Sealed data is written stride-by-stride (256 keys per stride). Within the delta + Frame-of-Reference family, the writer trial-encodes each stride in two sub-layouts and keeps whichever produces fewer bytes:
- Delta sub-layout — per-key delta encoding, then per-block Frame-of-Reference bitpacking. Wins when there are roughly ten or more values per key, where the delta distribution lets each block use a small bitwidth.
- Flat sub-layout — stride-wide Frame-of-Reference with a single base and bitwidth, plus a prefix-count array for per-key slicing. Wins when keys are sparse (roughly eight or fewer values per key) by eliminating per-key metadata.
These are internal to delta + Frame-of-Reference and are independent of the
SQL DELTA / EF encoding variants described above. When the resulting
bitwidth is 8, 16, or 32, decoding uses a native AVX2 fast path; other
bit widths fall back to a Java decoder.
FSST compression for strings
VARCHAR and STRING columns in the INCLUDE list are compressed using FSST (Fast Static Symbol Table) compression during sealing once a stride exceeds 4 KB of raw data. FSST replaces frequently occurring 1–8 byte patterns with single-byte codes, typically achieving 2–5× compression on string data with repetitive patterns. The 2.3 KB symbol table fits in L1 cache and gives stateless O(1) per-value decode.

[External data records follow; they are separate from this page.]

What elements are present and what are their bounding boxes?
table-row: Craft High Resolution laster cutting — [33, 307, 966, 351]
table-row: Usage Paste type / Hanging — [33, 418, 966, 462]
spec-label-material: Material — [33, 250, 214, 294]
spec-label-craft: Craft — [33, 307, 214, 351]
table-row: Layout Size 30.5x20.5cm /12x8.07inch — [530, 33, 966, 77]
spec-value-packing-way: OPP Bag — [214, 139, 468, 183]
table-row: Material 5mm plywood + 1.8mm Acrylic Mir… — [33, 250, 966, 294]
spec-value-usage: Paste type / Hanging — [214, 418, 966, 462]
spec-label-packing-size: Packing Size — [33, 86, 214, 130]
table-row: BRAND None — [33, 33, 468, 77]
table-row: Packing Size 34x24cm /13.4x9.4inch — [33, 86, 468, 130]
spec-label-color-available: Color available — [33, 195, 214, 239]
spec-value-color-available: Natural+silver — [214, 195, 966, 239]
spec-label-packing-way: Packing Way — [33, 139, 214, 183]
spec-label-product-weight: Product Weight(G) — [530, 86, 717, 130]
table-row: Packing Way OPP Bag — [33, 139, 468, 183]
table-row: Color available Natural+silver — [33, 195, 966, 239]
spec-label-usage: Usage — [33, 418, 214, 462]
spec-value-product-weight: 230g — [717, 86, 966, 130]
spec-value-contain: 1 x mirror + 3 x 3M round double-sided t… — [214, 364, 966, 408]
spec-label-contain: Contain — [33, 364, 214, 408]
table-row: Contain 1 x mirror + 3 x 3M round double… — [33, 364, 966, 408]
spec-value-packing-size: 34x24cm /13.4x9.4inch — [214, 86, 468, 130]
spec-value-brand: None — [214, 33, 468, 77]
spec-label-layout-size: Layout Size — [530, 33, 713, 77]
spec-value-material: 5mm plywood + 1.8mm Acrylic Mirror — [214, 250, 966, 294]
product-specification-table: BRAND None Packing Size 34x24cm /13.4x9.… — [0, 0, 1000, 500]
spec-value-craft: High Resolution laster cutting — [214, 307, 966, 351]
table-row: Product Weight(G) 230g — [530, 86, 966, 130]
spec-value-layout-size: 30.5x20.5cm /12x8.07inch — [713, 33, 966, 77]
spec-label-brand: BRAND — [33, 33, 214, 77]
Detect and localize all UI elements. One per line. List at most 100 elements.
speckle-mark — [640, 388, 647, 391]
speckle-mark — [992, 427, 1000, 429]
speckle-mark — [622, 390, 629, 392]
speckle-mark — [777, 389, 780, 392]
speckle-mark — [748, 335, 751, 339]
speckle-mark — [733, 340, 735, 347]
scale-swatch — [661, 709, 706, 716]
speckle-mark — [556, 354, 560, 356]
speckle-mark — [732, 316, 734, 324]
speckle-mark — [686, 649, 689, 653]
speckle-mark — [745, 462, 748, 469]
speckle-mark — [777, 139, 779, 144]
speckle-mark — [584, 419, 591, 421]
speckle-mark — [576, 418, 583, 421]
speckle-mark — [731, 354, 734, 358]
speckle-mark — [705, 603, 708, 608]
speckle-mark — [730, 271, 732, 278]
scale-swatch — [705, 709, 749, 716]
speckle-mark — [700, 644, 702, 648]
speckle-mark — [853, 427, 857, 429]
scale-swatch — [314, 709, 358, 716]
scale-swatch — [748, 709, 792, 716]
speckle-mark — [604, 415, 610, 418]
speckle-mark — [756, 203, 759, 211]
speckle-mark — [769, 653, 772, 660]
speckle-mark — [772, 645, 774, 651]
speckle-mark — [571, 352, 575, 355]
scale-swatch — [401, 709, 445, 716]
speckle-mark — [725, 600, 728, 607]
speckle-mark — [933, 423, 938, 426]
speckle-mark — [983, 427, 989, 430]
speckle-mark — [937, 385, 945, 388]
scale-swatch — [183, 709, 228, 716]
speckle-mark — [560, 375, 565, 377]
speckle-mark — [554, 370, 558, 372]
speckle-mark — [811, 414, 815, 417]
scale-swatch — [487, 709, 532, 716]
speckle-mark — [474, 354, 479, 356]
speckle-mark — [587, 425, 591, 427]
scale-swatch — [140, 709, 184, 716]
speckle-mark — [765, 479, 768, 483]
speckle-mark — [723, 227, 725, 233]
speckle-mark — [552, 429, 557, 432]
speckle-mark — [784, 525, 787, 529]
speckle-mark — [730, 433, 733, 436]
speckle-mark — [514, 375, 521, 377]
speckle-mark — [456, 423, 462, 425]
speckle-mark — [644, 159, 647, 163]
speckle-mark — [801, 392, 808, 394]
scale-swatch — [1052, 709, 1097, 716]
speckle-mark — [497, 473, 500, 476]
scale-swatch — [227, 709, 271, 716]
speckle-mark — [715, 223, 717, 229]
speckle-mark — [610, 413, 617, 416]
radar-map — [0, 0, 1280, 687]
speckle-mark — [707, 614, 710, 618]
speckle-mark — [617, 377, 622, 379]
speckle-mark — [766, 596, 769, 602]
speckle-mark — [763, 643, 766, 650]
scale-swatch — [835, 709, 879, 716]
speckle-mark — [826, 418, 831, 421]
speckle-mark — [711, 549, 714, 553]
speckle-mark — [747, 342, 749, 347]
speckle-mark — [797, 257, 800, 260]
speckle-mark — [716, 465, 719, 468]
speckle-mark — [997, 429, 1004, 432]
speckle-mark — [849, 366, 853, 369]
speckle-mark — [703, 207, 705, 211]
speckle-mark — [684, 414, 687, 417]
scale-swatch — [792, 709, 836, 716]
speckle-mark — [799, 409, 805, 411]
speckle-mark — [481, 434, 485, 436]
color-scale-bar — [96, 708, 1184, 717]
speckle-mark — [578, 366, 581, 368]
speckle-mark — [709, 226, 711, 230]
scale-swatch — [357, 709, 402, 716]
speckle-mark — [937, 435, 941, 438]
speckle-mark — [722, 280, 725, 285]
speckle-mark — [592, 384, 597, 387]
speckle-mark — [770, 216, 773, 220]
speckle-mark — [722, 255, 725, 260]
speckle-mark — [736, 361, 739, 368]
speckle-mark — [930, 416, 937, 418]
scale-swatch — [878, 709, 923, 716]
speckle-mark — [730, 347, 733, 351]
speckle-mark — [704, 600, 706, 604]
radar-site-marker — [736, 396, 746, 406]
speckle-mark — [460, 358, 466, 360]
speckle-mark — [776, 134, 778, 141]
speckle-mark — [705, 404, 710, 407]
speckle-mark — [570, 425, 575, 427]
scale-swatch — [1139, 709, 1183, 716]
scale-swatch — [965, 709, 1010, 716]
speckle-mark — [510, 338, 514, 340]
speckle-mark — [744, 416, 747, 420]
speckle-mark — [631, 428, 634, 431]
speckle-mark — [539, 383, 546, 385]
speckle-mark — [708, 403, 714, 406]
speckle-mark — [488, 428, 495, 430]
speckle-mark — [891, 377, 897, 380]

The FSST symbol table is trained per seal and stored inline in the sidecar file. Decompression is transparent to the query engine.
Limitations
INCLUDEcannot list the indexed symbol column itself.INCLUDEis not supported with out-of-lineINDEX(col ...)syntax — use inline column syntax orALTER TABLEinstead.CAPACITYis not supported for posting indexes (bitmap only).- The covering path engages only when the query filters on the indexed
symbol (single key,
IN-list, or bind variable). Queries without such a filter — including unfilteredLATEST ON … PARTITION BY sym, unfilteredSAMPLE BY, and unfilteredGROUP BY— fall back to a regular page-frame scan. REINDEXon WAL tables requires dropping and re-adding the index (this applies to all index types, not just posting).ALTER TABLE … ADD INDEX TYPE POSTING INCLUDE (col, …)can fail on very large partitions when at least oneINCLUDEcolumn is variable-width (STRING,VARCHAR,BINARY) and the seal phase would exceedRSS_MEM_LIMIT. Fixed-widthINCLUDEcolumns stream through transparently. Remedies: drop the variable-width column from theINCLUDElist, reduce partition size, or raiseRSS_MEM_LIMIT. Seecairo.posting.index.indexer.spill.bytes.max.